What do exactly rad_orig
and r_emb
represent in umap.UMAP
? (docs).
These parameters are available when output_dens
flag is set.
Reading the docs:
r_orig: array, shape (n_samples)
Local radii of data points in the original data space (log-transformed)
and
r_emb: array, shape (n_samples)
Local radii of data points in the embedding (log-transformed).
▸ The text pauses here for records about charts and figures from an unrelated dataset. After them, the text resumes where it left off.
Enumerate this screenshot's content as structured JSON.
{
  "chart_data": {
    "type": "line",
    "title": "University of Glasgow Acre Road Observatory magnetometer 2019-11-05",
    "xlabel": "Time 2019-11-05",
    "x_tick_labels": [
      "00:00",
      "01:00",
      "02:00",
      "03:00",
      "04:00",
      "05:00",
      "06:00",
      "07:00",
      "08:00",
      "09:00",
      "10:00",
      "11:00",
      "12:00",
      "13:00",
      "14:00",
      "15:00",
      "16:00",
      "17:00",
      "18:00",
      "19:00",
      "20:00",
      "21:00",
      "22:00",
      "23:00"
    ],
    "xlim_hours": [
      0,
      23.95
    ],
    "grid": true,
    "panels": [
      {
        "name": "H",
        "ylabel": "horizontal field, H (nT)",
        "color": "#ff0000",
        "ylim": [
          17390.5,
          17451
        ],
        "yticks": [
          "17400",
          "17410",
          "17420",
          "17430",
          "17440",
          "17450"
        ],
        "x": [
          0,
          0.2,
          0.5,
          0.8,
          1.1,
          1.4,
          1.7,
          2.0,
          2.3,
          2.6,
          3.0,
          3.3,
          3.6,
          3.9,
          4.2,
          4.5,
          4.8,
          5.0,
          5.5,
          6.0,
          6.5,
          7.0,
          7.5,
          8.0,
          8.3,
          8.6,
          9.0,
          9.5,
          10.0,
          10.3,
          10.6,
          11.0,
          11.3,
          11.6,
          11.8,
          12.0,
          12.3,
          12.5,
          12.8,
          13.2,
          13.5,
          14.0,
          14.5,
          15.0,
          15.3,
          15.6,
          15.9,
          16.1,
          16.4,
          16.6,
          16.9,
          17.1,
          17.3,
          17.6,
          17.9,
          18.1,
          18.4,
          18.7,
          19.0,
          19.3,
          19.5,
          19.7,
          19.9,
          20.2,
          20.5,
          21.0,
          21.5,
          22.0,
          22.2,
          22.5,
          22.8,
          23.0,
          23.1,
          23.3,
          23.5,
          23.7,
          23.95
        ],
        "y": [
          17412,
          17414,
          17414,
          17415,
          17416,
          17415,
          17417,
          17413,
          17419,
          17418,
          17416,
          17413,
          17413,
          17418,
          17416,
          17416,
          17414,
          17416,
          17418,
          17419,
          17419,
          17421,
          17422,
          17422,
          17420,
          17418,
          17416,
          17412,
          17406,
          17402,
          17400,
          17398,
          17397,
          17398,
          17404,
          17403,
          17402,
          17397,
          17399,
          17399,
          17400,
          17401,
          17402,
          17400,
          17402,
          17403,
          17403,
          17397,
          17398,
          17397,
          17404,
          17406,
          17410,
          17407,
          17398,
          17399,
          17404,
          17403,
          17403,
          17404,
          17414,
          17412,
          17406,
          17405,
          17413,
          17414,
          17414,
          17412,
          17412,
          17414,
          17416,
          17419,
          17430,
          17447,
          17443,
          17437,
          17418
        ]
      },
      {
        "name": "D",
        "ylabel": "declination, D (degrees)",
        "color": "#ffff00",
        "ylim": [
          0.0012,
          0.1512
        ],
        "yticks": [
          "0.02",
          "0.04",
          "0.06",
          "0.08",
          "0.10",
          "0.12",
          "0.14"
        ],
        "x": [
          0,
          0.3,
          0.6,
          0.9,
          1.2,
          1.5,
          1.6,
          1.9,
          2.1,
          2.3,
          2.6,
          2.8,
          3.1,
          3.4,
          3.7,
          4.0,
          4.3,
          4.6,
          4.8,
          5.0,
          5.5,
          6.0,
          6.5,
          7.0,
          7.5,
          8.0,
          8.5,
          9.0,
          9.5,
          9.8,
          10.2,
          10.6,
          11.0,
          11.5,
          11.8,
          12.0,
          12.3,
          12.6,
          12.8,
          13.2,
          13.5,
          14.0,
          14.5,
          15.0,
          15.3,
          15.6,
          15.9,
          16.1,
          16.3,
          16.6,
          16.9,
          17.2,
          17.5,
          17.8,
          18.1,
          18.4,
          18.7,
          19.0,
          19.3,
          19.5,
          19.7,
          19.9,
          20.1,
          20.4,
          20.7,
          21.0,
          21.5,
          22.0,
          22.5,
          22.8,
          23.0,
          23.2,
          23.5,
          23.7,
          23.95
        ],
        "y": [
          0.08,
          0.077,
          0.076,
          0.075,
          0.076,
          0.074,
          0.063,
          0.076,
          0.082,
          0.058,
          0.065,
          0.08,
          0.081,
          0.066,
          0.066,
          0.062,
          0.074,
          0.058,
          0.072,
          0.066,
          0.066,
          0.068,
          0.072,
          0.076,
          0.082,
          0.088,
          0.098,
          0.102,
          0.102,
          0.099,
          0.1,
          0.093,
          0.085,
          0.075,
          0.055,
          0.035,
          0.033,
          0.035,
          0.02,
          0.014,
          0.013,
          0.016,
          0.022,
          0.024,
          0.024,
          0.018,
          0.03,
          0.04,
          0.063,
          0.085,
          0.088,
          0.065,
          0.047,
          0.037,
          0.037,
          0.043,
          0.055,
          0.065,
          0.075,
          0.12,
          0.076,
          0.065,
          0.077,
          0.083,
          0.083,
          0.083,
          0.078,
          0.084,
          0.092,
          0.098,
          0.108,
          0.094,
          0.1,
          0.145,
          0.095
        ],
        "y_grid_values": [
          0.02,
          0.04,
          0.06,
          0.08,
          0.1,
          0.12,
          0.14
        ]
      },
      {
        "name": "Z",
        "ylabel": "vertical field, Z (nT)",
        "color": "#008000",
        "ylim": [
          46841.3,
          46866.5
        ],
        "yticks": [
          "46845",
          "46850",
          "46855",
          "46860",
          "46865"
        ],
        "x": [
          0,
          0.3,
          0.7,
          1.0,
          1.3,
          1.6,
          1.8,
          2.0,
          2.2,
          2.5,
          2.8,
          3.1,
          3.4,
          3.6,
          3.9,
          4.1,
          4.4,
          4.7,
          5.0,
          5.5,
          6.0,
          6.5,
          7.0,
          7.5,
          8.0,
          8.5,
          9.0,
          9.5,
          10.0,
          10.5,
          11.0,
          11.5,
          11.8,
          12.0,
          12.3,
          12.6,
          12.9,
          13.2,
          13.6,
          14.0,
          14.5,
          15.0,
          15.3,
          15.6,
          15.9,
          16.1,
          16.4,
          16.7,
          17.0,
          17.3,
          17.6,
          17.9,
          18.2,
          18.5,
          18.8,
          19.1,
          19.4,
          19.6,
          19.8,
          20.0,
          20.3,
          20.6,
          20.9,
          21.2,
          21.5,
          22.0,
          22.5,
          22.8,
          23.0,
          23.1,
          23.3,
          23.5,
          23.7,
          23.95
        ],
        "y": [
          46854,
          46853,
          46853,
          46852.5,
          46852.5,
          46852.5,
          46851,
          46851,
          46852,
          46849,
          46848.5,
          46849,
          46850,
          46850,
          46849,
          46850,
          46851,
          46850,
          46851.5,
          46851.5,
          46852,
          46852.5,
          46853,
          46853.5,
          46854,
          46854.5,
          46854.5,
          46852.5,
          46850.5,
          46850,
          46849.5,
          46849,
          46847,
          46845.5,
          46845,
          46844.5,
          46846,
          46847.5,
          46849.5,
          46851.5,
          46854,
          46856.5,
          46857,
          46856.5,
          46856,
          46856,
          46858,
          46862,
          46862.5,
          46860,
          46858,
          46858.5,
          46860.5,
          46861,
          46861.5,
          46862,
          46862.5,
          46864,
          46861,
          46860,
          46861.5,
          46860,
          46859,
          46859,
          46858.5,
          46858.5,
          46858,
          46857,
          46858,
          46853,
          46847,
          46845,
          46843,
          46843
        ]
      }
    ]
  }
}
I tried to figure that out with an example, by having a toy array of integers with shape (100,50)
:
array([[15, 8, 16, ..., 12, 9, 14],
[ 4, 4, 5, ..., 4, 19, 15],
[ 2, 4, 16, ..., 4, 7, 8],
...,
[11, 17, 14, ..., 7, 18, 6],
[ 2, 16, 12, ..., 18, 17, 15],
[ 3, 11, 9, ..., 11, 14, 8]])
and executing
umap_trans = umap.UMAP(densmap=True,output_dens=True).fit(arr)
then r_orig
looks something like
array([7.557382 , 7.6884522, 7.5413175, 7.5586753, 7.526751 , 7.633186 ,
7.579795 , 7.6138983, 7.4713755, 7.5365367, 7.63102 , 7.627236 ,
7.5586395, 7.5616612, 7.5946164, 7.626307 , 7.6850867, 7.5265946,
7.5604353, 7.5958605, 7.5464926, 7.5515323, 7.6224527, 7.5082755,
7.6015797, 7.5680337, 7.6188903, 7.5625224, 7.6245193, 7.5826597,
7.6149483, 7.5915165, 7.558839 , 7.613548 , 7.578578 , 7.613815 ,
7.684106 , 7.5169396, 7.5644665, 7.6615157, 7.6193194, 7.626235 ,
7.656492 , 7.58103 , 7.5389533, 7.641165 , 7.588751 , 7.554403 ,
7.647078 , 7.6455092, 7.561126 , 7.5732226, 7.6015496, 7.6265235,
7.564877 , 7.5956354, 7.6075587, 7.5987916, 7.626135 , 7.539194 ,
7.5905514, 7.6090746, 7.6593614, 7.6186256, 7.66446 , 7.5629582,
7.6118226, 7.54342 , 7.5881543, 7.563827 , 7.60424 , 7.6116834,
7.5791817, 7.5829387, 7.6135163, 7.562068 , 7.7188945, 7.5859914,
7.6612687, 7.5608892, 7.5465975, 7.5277977, 7.6697884, 7.5451746,
7.5410295, 7.5975976, 7.588921 , 7.6266494, 7.630443 , 7.621092 ,
7.5729136, 7.559135 , 7.665758 , 7.585926 , 7.7076025, 7.4915547,
7.6049953, 7.5991044, 7.637067 , 7.5531616], dtype=float32)
how are these numbers related to the original array? I couldn't find any further mathematical explanation on this.